I’ve seen more honest back-and-forth about the advantages and disadvantages of health care reform from individual blog posts from wonky liberals than I have from the entire conservative movement. Even a generally respected libertarian like Tyler Cowen has only been saying, at core, that the reform won’t be a universal benefit, that some people will be less well off in the short-run. That’s worth keeping in mind, but even so, it’s not enough to stop reform. The problem is too large, and growing all the time.
There is no dodging this any longer. We need to change course. So yes, I’m personally going to listen to the people who actually are discussing plans instead of the soulless, disgusting, parasitic, dishonest ghouls of the GOP leadership who want us to do nothing so that they can blame the Democrats for having done nothing. Even considering the problems of the Democrats (and there are many), the GOP Congressional delegation* is without even the slightest bit of intelligence, integrity, leadership, or ideas.
*With the possible exception of Ron Paul, who does seem to have some integrity and ideas. His intellectual principles seem flaky, fringe, and ignorant, but they appear to be genuine principles nonetheless.
And that my friends is why they would vote for Ron Paul. Had the media given them chance to learn about him, they would have discovered a candidate that didn’t just want change, but one who was specific about his goals, and one who had a proven track record of fulfilling his campaign promises. Had they given Ron Paul the attention that they gave Obama it would have been no contest. What little attention they did give him was filled with ridicule. But if they would have just done one thing, show the population Ron Paul’s track record, that alone would have won him the Republican Nomination. Everyone wants an honest politician and Ron Paul has proven time and again that he is nothing if not honest.

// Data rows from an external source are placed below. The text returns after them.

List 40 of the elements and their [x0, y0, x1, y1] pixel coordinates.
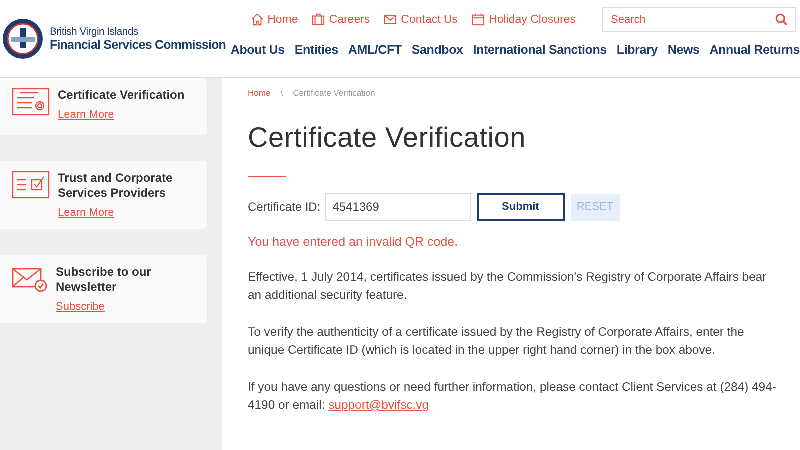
nav-link[interactable]: Entities: [294, 43, 338, 57]
logo-subtitle: British Virgin Islands: [50, 26, 140, 38]
calendar-icon: [472, 13, 486, 26]
logo-title: Financial Services Commission: [50, 38, 226, 52]
home-icon: [250, 13, 264, 26]
search-icon[interactable]: [775, 13, 788, 26]
search-field[interactable]: Search: [602, 7, 796, 32]
top-link[interactable]: Contact Us: [384, 13, 458, 26]
submit-button[interactable]: Submit: [476, 193, 565, 221]
briefcase-icon: [312, 13, 326, 26]
paragraph: To verify the authenticity of a certificate issued by the Registry of Corporate Affairs, enter the unique Certificate ID (which is located in the upper right hand corner) in the box above.: [248, 324, 746, 359]
card-title: Certificate Verification: [58, 88, 185, 103]
nav-link[interactable]: International Sanctions: [473, 43, 607, 57]
nav-link[interactable]: About Us: [230, 43, 285, 57]
page-title: Certificate Verification: [248, 122, 527, 154]
top-link[interactable]: Careers: [312, 13, 370, 26]
nav-link[interactable]: News: [668, 43, 700, 57]
certificate-icon: [12, 88, 50, 116]
nav-link[interactable]: Annual Returns: [710, 43, 800, 57]
card-title: Subscribe to our Newsletter: [56, 265, 152, 295]
breadcrumb-item[interactable]: Home: [248, 88, 271, 98]
paragraph: Effective, 1 July 2014, certificates issued by the Commission's Registry of Corporate Affairs bear an additional security feature.: [248, 269, 768, 304]
email-link[interactable]: support@bvifsc.vg: [328, 398, 430, 412]
envelope-icon: [384, 13, 398, 26]
paragraph: If you have any questions or need further information, please contact Client Services at (284) 494-4190 or email: support@bvifsc.vg: [248, 379, 778, 414]
field-label: Certificate ID:: [248, 200, 321, 214]
card-title: Trust and Corporate Services Providers: [58, 171, 174, 201]
breadcrumb-separator: \: [280, 88, 284, 98]
nav-link[interactable]: Library: [616, 43, 658, 57]
card-link[interactable]: Learn More: [58, 207, 197, 219]
checklist-icon: [12, 171, 50, 199]
top-link[interactable]: Home: [250, 13, 298, 26]
card-link[interactable]: Learn More: [58, 109, 185, 121]
certificate-id-field[interactable]: 4541369: [324, 193, 471, 221]
top-link[interactable]: Holiday Closures: [472, 13, 576, 26]
error-message: You have entered an invalid QR code.: [248, 235, 460, 249]
nav-link[interactable]: AML/CFT: [348, 43, 402, 57]
card-link[interactable]: Subscribe: [56, 301, 197, 313]
breadcrumb-item: Certificate Verification: [293, 88, 376, 98]
nav-link[interactable]: Sandbox: [412, 43, 464, 57]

Ron Paul’s campaign promises completely overshadowed Obama’s. Ron Paul said in the first week he would eliminate the Federal Reserve. The second week the IRS. And he swore up and down that he would pull all of our troops from Afghanistan. Healthcare reform? Compared to eliminating the IRS? Shoot! No contest.
You were obviously not aware of Ron Paul.
Obviously, we were aware of him.
What with all the magic-markered scraps of cardboard taped to telephone poles across America it was very hard not to be aware of Ron Paul.